I spent the third day researching HTTP server crates. I initially used hyper but was very confused on its body concept and had great difficulty writing a test case. Then I switched to axum, which seems to have more natural APIs similar to what I used in Go, Node.js, and Arduino.
However, I hit a snag when I tried to integrated my download and upload functions: I wrote these as synchronous functions, so that the HTTP server must buffer the entire file in memory during each download or upload.
The io::Write and io::Read traits feel like streams, but they are not the same streams as Node.js or Go.
On my fourth day, I transformed the core functions to be asynchronous:
use tokio::io::{self, AsyncRead, AsyncWrite};
// Download a file from the Atlantic Ocean.
pub async fn download<T: AsyncWrite + Unpin>(w: T, counts: &BitCounts) -> Result<(), io::Error> {}
// Upload a file to the Atlantic Ocean.
pub async fn upload<T: AsyncRead + Unpin>(r: T) -> Result<BitCounts, io::Error> {}
This refactoring enabled me to unclog the HTTP pipes and realized request and response streaming, finishing the build.
My main takeaway from this process is that, for network applications, I should use the industry standard tokio crate and build as asynchronous APIs, which would perform better than the standard library traits.
Final Words
I attended Rust DC meetup and briefly introduced my app.

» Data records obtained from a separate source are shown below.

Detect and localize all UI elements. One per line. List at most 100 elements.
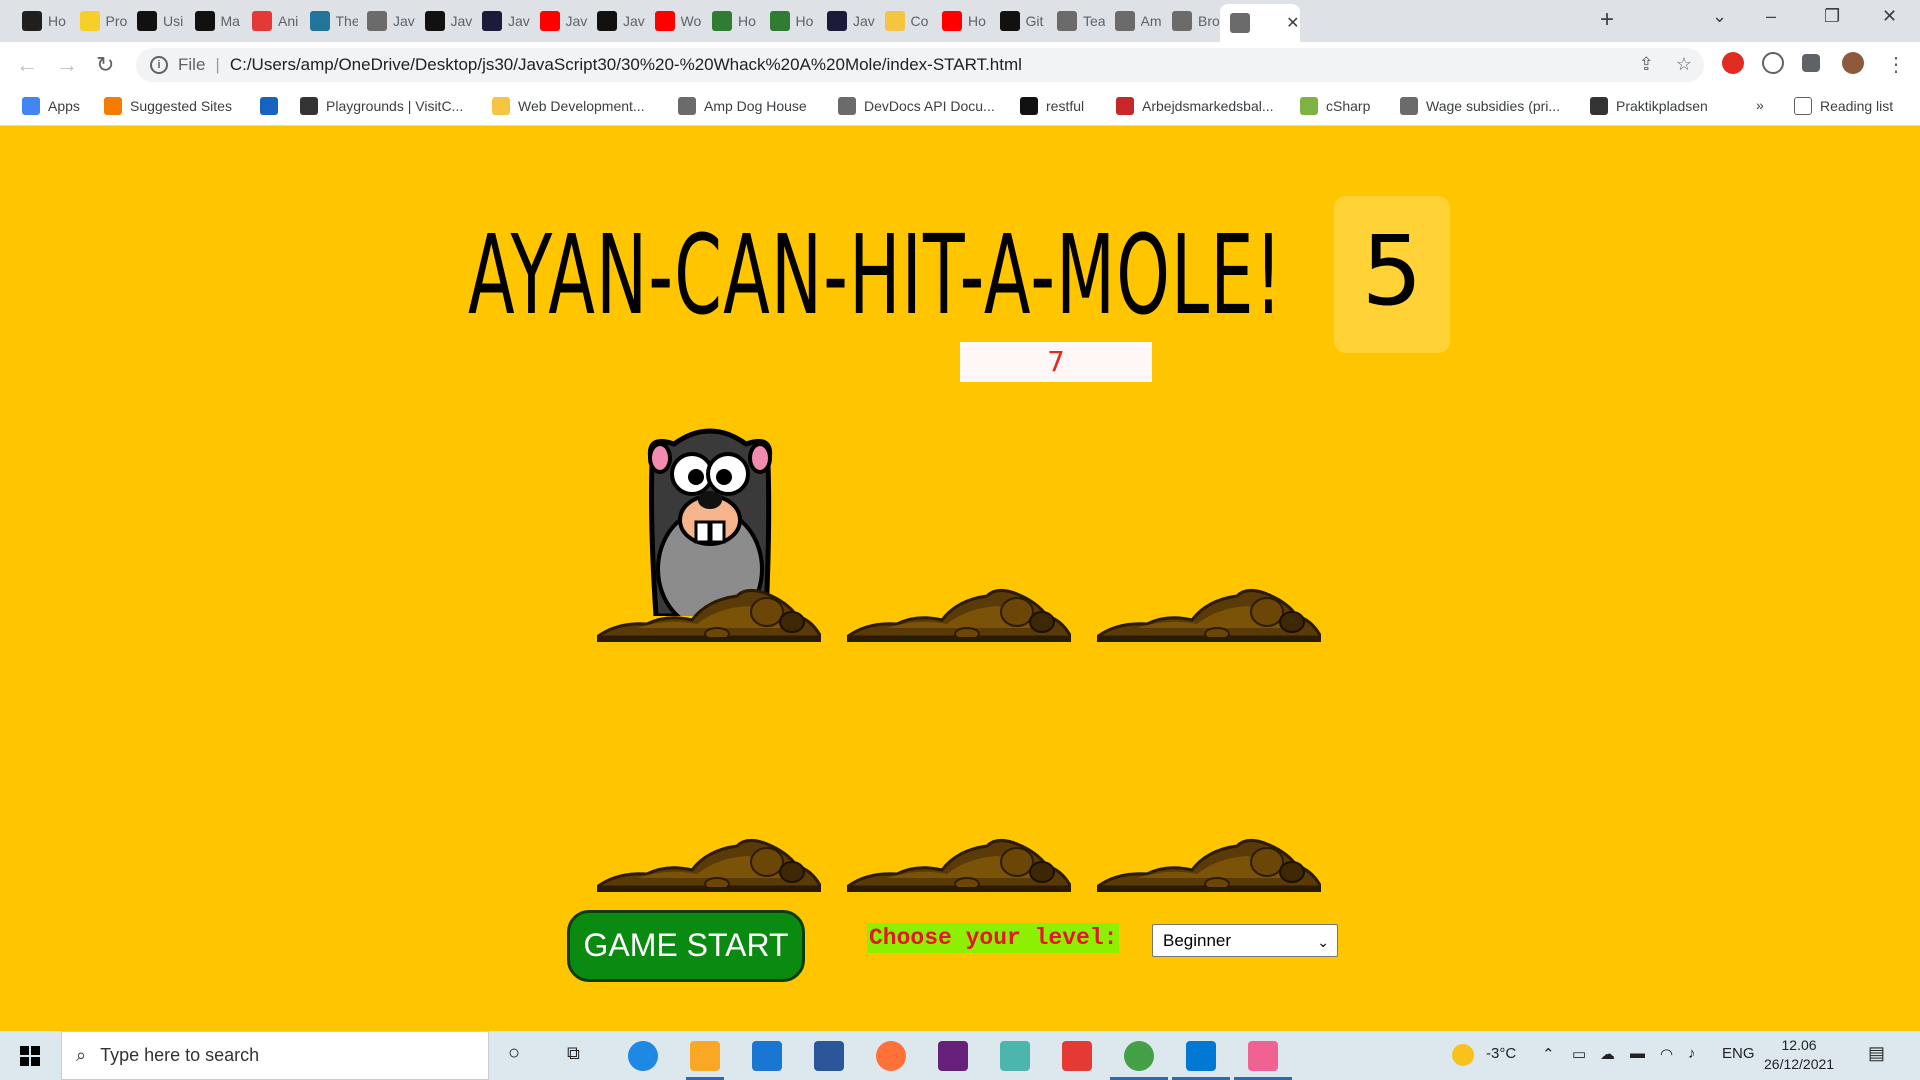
bookmark-item[interactable] xyxy=(260,97,278,115)
mail-icon[interactable] xyxy=(752,1041,782,1071)
vscode-icon[interactable] xyxy=(1186,1041,1216,1071)
close-tab-icon[interactable]: ✕ xyxy=(1286,13,1299,33)
visual-studio-icon[interactable] xyxy=(938,1041,968,1071)
hole-2[interactable] xyxy=(847,582,1071,642)
reload-button[interactable]: ↻ xyxy=(96,52,114,78)
address-bar[interactable]: i File | C:/Users/amp/OneDrive/Desktop/j… xyxy=(136,48,1704,82)
windows-taskbar: ⌕ Type here to search ○ ⧉ -3°C ⌃ ▭ ☁ ▬ ◠… xyxy=(0,1031,1920,1080)
browser-tab[interactable]: Bro xyxy=(1162,6,1220,36)
browser-tab[interactable]: Ho xyxy=(932,6,990,36)
firefox-icon[interactable] xyxy=(876,1041,906,1071)
taskbar-clock[interactable]: 12.06 26/12/2021 xyxy=(1764,1036,1834,1074)
bookmark-item[interactable]: Web Development... xyxy=(492,97,645,115)
bookmark-item[interactable]: restful xyxy=(1020,97,1084,115)
cortana-icon[interactable]: ○ xyxy=(508,1042,520,1065)
browser-tab[interactable]: ✕ xyxy=(1219,4,1300,42)
clock-time: 12.06 xyxy=(1781,1037,1817,1053)
game-start-button[interactable]: GAME START xyxy=(567,910,805,982)
bookmark-favicon-icon xyxy=(838,97,856,115)
share-icon[interactable]: ⇪ xyxy=(1639,54,1654,75)
office-icon[interactable] xyxy=(1062,1041,1092,1071)
browser-tab[interactable]: Usi xyxy=(127,6,185,36)
bookmark-item[interactable]: Suggested Sites xyxy=(104,97,232,115)
app-icon[interactable] xyxy=(1000,1041,1030,1071)
close-window-button[interactable]: ✕ xyxy=(1882,6,1897,27)
browser-tab[interactable]: The xyxy=(300,6,358,36)
profile-avatar[interactable] xyxy=(1842,52,1864,74)
browser-tab[interactable]: Ma xyxy=(185,6,243,36)
bookmark-item[interactable]: Apps xyxy=(22,97,80,115)
gitkraken-icon[interactable] xyxy=(1248,1041,1278,1071)
browser-tab[interactable]: Pro xyxy=(70,6,128,36)
maximize-button[interactable]: ❐ xyxy=(1824,6,1840,27)
browser-tab[interactable]: Ho xyxy=(760,6,818,36)
hole-4[interactable] xyxy=(597,832,821,892)
chrome-icon[interactable] xyxy=(1124,1041,1154,1071)
bookmark-label: Amp Dog House xyxy=(704,98,807,114)
weather-icon[interactable] xyxy=(1452,1044,1474,1066)
bookmark-item[interactable]: Praktikpladsen xyxy=(1590,97,1708,115)
browser-tab[interactable]: Co xyxy=(875,6,933,36)
bookmark-item[interactable]: cSharp xyxy=(1300,97,1370,115)
meet-now-icon[interactable]: ▭ xyxy=(1572,1045,1586,1063)
info-icon[interactable]: i xyxy=(150,56,168,74)
battery-icon[interactable]: ▬ xyxy=(1630,1045,1645,1062)
language-indicator[interactable]: ENG xyxy=(1722,1045,1755,1062)
hole-3[interactable] xyxy=(1097,582,1321,642)
browser-tab[interactable]: Ho xyxy=(702,6,760,36)
browser-tab[interactable]: Jav xyxy=(530,6,588,36)
weather-temperature[interactable]: -3°C xyxy=(1486,1045,1516,1062)
taskbar-search-box[interactable]: ⌕ Type here to search xyxy=(61,1031,489,1080)
browser-tab[interactable]: Jav xyxy=(357,6,415,36)
hole-6[interactable] xyxy=(1097,832,1321,892)
browser-tab[interactable]: Jav xyxy=(587,6,645,36)
browser-tab[interactable]: Jav xyxy=(415,6,473,36)
browser-tab[interactable]: Am xyxy=(1105,6,1163,36)
forward-button[interactable]: → xyxy=(56,52,78,78)
tab-favicon-icon xyxy=(654,11,675,31)
back-button[interactable]: ← xyxy=(16,52,38,78)
reading-list-button[interactable]: Reading list xyxy=(1794,97,1893,115)
bookmark-label: restful xyxy=(1046,98,1085,114)
edge-icon[interactable] xyxy=(628,1041,658,1071)
menu-kebab-icon[interactable]: ⋮ xyxy=(1886,52,1906,77)
bookmark-item[interactable]: Wage subsidies (pri... xyxy=(1400,97,1560,115)
browser-tab[interactable]: Ho xyxy=(12,6,70,36)
browser-tab[interactable]: Ani xyxy=(242,6,300,36)
tab-favicon-icon xyxy=(79,11,100,31)
adblock-extension-icon[interactable] xyxy=(1722,52,1744,74)
word-icon[interactable] xyxy=(814,1041,844,1071)
notifications-icon[interactable]: ▤ xyxy=(1868,1043,1885,1064)
bookmark-item[interactable]: Playgrounds | VisitC... xyxy=(300,97,463,115)
bookmark-label: cSharp xyxy=(1326,98,1371,114)
tab-favicon-icon xyxy=(424,11,445,31)
bookmark-item[interactable]: Amp Dog House xyxy=(678,97,807,115)
tab-search-icon[interactable]: ⌄ xyxy=(1712,6,1727,27)
task-view-icon[interactable]: ⧉ xyxy=(567,1043,580,1064)
bookmark-item[interactable]: Arbejdsmarkedsbal... xyxy=(1116,97,1274,115)
hole-1[interactable] xyxy=(597,582,821,642)
browser-tab[interactable]: Git xyxy=(990,6,1048,36)
browser-tab[interactable]: Tea xyxy=(1047,6,1105,36)
level-select[interactable]: Beginner ⌄ xyxy=(1152,924,1338,957)
taskbar-search-placeholder: Type here to search xyxy=(100,1045,260,1065)
browser-tab[interactable]: Jav xyxy=(472,6,530,36)
extensions-puzzle-icon[interactable] xyxy=(1802,54,1820,72)
windows-start-icon[interactable] xyxy=(20,1046,40,1066)
file-explorer-icon[interactable] xyxy=(690,1041,720,1071)
bookmark-favicon-icon xyxy=(300,97,318,115)
bookmark-item[interactable]: DevDocs API Docu... xyxy=(838,97,995,115)
onedrive-icon[interactable]: ☁ xyxy=(1600,1045,1615,1063)
browser-tab[interactable]: Wo xyxy=(645,6,703,36)
hole-5[interactable] xyxy=(847,832,1071,892)
chevron-up-icon[interactable]: ⌃ xyxy=(1542,1045,1555,1063)
new-tab-button[interactable]: + xyxy=(1600,6,1614,34)
react-devtools-icon[interactable] xyxy=(1762,52,1784,74)
wifi-icon[interactable]: ◠ xyxy=(1660,1045,1673,1063)
bookmark-star-icon[interactable]: ☆ xyxy=(1676,54,1692,75)
more-bookmarks-button[interactable]: » xyxy=(1756,97,1764,113)
tab-label: Co xyxy=(910,13,929,29)
browser-tab[interactable]: Jav xyxy=(817,6,875,36)
minimize-button[interactable]: – xyxy=(1766,6,1776,27)
volume-icon[interactable]: ♪ xyxy=(1688,1045,1696,1062)
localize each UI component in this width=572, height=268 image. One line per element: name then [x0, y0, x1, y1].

Audience was interested. During the same meetup, I learned about another command line parsing library bpaf and decided to make the switch. The code became a few lines shorter as its syntax is less verbose.
I haven't deployed the app yet, because it still lacks a few important features such as the gzip compression that is available in the Deep Atlantic Storage app written in Go. I shall further refine my first Rust application and get it read for deployment.